Testing AMD's Giant MI300X
Hardware performance and pricing
- Commenters see MI300X as very strong hardware, especially on memory bandwidth and LLM inference, with some specific weaknesses (e.g., global atomics).
- It appears competitive with NVIDIA’s H100 for inference, though not clearly for training or versus newer parts (H200/B100).
- Rumored pricing (~$15–20k, NDA in practice) plus large VRAM (192 GB) leads many to think AMD can significantly undercut NVIDIA while remaining profitable.
CUDA moat and software ecosystem
- The dominant theme is that CUDA and NVIDIA’s software stack are the real moat.
- Many say CUDA’s maturity, stability, tooling, and huge ecosystem make switching costly; AMD’s repeated API resets in the past have damaged trust.
- For most ML users, high-level frameworks (PyTorch, JAX, TensorRT-LLM, vLLM) hide CUDA, but those frameworks themselves tend to be CUDA-first.
ROCm and AMD software quality
- ROCm is widely described as immature, flaky, or “spotty,” especially on consumer GPUs; it works better on carefully supported HPC setups.
- Some report successful training on AMD with PyTorch, others recount severe instability and poor tooling.
- Several posts argue AMD historically treated software as a cost center, with leadership heavily hardware-focused and defensive about software weaknesses.
Strategy and market positioning
- One view: AMD correctly targets hyperscalers and HPC, where customers can afford engineers to patch around software gaps and care most about TCO.
- Opposing view: ignoring hobbyists/academia and not flooding the market with cheaper, large-VRAM cards cedes mindshare and deepens CUDA lock-in.
- Debate over whether AMD’s financial history (near-bankruptcy a decade ago) justifies the slow software buildup.
Ecosystem, evangelism, and developer access
- Multiple commenters stress the need for better evangelism, easy trial access (e.g., “Colab-like” with minimal bureaucracy), and clear compatibility matrices.

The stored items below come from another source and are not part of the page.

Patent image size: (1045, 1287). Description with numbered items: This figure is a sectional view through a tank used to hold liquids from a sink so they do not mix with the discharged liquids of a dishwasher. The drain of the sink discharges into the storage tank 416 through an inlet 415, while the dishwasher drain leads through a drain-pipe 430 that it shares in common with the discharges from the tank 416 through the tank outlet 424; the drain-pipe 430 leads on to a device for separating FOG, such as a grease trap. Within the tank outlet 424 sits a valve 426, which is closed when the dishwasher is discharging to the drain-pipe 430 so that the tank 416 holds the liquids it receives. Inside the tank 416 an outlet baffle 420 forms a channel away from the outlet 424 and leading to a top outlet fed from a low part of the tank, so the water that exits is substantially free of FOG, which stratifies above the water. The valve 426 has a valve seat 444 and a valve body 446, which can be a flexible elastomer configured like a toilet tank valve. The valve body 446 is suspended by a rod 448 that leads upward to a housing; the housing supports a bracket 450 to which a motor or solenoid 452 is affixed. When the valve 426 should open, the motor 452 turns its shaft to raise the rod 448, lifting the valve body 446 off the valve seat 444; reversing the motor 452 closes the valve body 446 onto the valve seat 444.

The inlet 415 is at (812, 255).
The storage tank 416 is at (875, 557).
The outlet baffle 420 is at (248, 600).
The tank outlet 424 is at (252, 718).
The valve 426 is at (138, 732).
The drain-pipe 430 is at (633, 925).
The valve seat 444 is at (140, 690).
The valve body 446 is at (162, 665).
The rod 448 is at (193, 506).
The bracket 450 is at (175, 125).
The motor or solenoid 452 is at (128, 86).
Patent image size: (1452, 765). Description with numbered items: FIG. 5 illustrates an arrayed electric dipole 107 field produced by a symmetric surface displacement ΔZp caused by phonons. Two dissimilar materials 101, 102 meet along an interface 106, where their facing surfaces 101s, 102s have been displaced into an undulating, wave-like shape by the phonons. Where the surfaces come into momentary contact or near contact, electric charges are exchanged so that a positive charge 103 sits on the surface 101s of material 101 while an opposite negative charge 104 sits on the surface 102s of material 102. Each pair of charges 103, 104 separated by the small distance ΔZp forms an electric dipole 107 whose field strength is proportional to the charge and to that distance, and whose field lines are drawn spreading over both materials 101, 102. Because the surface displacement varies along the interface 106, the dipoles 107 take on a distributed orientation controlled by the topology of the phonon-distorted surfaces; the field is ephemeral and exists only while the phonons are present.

- A hosting provider loaning MI300X systems for benchmarking and free compute is praised as a good way to bootstrap a developer flywheel.
- There is interest in CUDA-to-AMD translation layers (HIPIFY, ZLUDA) and portable models (SYCL, Triton, Modular), but support is still uneven.
Use cases, benchmarks, and limits
- LLM inference discussion centers on bandwidth-limited tokens/sec; a simple model shows ~37 tokens/s for LLaMA 3 70B on a single MI300X, higher with batching.
- Some explore potential in production rendering and unified CPU–GPU memory (MI300A APU), as well as home/desktop setups, but VRAM and cost remain major constraints.
- Several call for more realistic multi-GPU, high-batch, concurrent-request benchmarks for LLM inference.